Тяжелым ударом для юной церкви римских христиан было жестокое гонение, воздвигнутое против них, чтобы отвести глаза народу и его справедливое — и более чем понятное — озлобление против поджигателей Рима перенести с настоящих виновников бедствия на людей совершенно невинных в этом смысле. Остававшимся еще пока на свободе братьям приходилось соблюдать крайнюю осторожность и собираться для молитвы и духовного общения не иначе как с соблюдением самой глубокой и строгой тайны. Очень ревностного и полезного помощника приобрели они себе в это тяжелое для них время в лице Алитура. Фаворит Нерона, Алитур был, понятно, человек очень не бедный и имел между прочим под самым Римом, по несколько в сторону от большой проезжей дороги Via Salaria, обширную виллу с садами, виноградниками, рощами и тенистым парком, куда на другой же день после ареста христиан он и поспешил, для большей безопасности, увезти апостола Иоанна, и где, поучаемый частыми беседами с кротким евангелистом, вскоре сам уверовал в истину нового учения и примкнул к числу его последователей.
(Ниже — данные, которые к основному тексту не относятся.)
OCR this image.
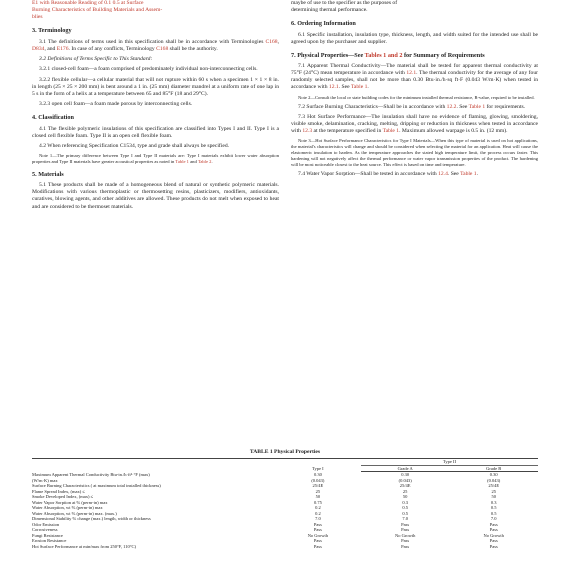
E1 with Reasonable Reading of 0.1 0.5 at Surface
Burning Characteristics of Building Materials and Assem-
blies
3. Terminology

3.1 The definitions of terms used in this specification shall be in accordance with Terminologies C168, D834, and E176. In case of any conflicts, Terminology C168 shall be the authority.

3.2 Definitions of Terms Specific to This Standard:

3.2.1 closed-cell foam—a foam comprised of predominately individual non-interconnecting cells.

3.2.2 flexible cellular—a cellular material that will not rupture within 60 s when a specimen 1 × 1 × 8 in. in length (25 × 25 × 200 mm) is bent around a 1 in. (25 mm) diameter mandrel at a uniform rate of one lap in 5 s in the form of a helix at a temperature between 65 and 85°F (18 and 29°C).

3.2.3 open cell foam—a foam made porous by interconnecting cells.

4. Classification

4.1 The flexible polymeric insulations of this specification are classified into Types I and II. Type I is a closed cell flexible foam. Type II is an open cell flexible foam.

4.2 When referencing Specification C1534, type and grade shall always be specified.

Note 1—The primary difference between Type I and Type II materials are: Type I materials exhibit lower water absorption properties and Type II materials have greater acoustical properties as noted in Table 1 and Table 2.

5. Materials

5.1 These products shall be made of a homogeneous blend of natural or synthetic polymeric materials. Modifications with various thermoplastic or thermosetting resins, plasticizers, modifiers, antioxidants, curatives, blowing agents, and other additives are allowed. These products do not melt when exposed to heat and are considered to be thermoset materials.

maybe of use to the specifier as the purposes of
determining thermal performance.
6. Ordering Information

6.1 Specific installation, insulation type, thickness, length, and width suited for the intended use shall be agreed upon by the purchaser and supplier.

7. Physical Properties—See Tables 1 and 2 for Summary of Requirements

7.1 Apparent Thermal Conductivity—The material shall be tested for apparent thermal conductivity at 75°F (24°C) mean temperature in accordance with 12.1. The thermal conductivity for the average of any four randomly selected samples, shall not be more than 0.30 Btu·in./h·sq ft·F (0.043 W/m·K) when tested in accordance with 12.1. See Table 1.

Note 2—Consult the local or state building codes for the minimum installed thermal resistance, R-value, required to be installed.

7.2 Surface Burning Characteristics—Shall be in accordance with 12.2. See Table 1 for requirements.

7.3 Hot Surface Performance—The insulation shall have no evidence of flaming, glowing, smoldering, visible smoke, delamination, cracking, melting, dripping or reduction in thickness when tested in accordance with 12.3 at the temperature specified in Table 1. Maximum allowed warpage is 0.5 in. (12 mm).

Note 3—Hot Surface Performance Characteristics for Type I Materials—When this type of material is used on hot applications, the material's characteristics will change and should be considered when selecting the material for an application. Heat will cause the elastomeric insulation to harden. As the temperature approaches the stated high temperature limit, the process occurs faster. This hardening will not negatively affect the thermal performance or water vapor transmission properties of the product. The hardening will be most noticeable closest to the heat source. This effect is based on time and temperature.

7.4 Water Vapor Sorption—Shall be tested in accordance with 12.4. See Table 1.

TABLE 1 Physical Properties
	Type I	Type II	
		Grade A	Grade B
Maximum Apparent Thermal Conductivity Btu-in./h·ft²·°F (max)	0.30	0.30	0.30
(W/m·K) max	(0.043)	(0.043)	(0.043)
Surface Burning Characteristics ( at maximum total installed thickness)	25/4E	25/4E	25/4E
Flame Spread Index, (max) ≤	25	25	25
Smoke Developed Index, (max) ≤	50	50	50
Water Vapor Sorption at % (perm-in) max	0.75	0.3	0.3
Water Absorption, wt % (perm-in) max	0.2	0.5	0.5
Water Absorption, wt % (perm-in) max. (max.)	0.2	0.5	0.5
Dimensional Stability % change (max.) length, width or thickness	7.0	7.0	7.0
Odor Emission	Pass	Pass	Pass
Corrosiveness	Pass	Pass	Pass
Fungi Resistance	No Growth	No Growth	No Growth
Erosion Resistance	Pass	Pass	Pass
Hot Surface Performance at min/max from 250°F, 110°C)	Pass	Pass	Pass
Уделяя щедрую лепту из приобретенных талантом и красотою огромных своих богатств на облегчение нужд страждущей братии, Алитур предоставлял большею частью эти деньги в полное распоряжение Иоанна, который, неуклонный в исполнении одной из важнейших обязанностей христианина, посещал ежедневно своих братьев в их тяжелом заточении и там поручал раздачу приносимых им денег, которыми, кроме Алитура, снабжала его в порядочном количестве и Помпония Грэцина, содержавшимся в заключении пресвитерам и дьяконам. Такое ежедневное посещение братьев-узников было сопряжено, как хорошо знал апостол, с значительною для него опасностью в свою очередь лишиться свободы. Ввиду этого он предупредил Алитура, что если он когда-нибудь не вернется к вечеру на виллу, то из этого будет следовать, что он находится в заточении. И действительно, шпионы и разведчики Тигеллина не замедлили признать в этом усердном посетителе заключенных христиан того, кого так старательно разыскивали, и тут же, в одной из тюрем, арестовали его. Но, за отсутствием свободного помещения в других римских тюрьмах, апостола Иоанна заключили под сырые своды высеченной в скале Мамертииской темницы.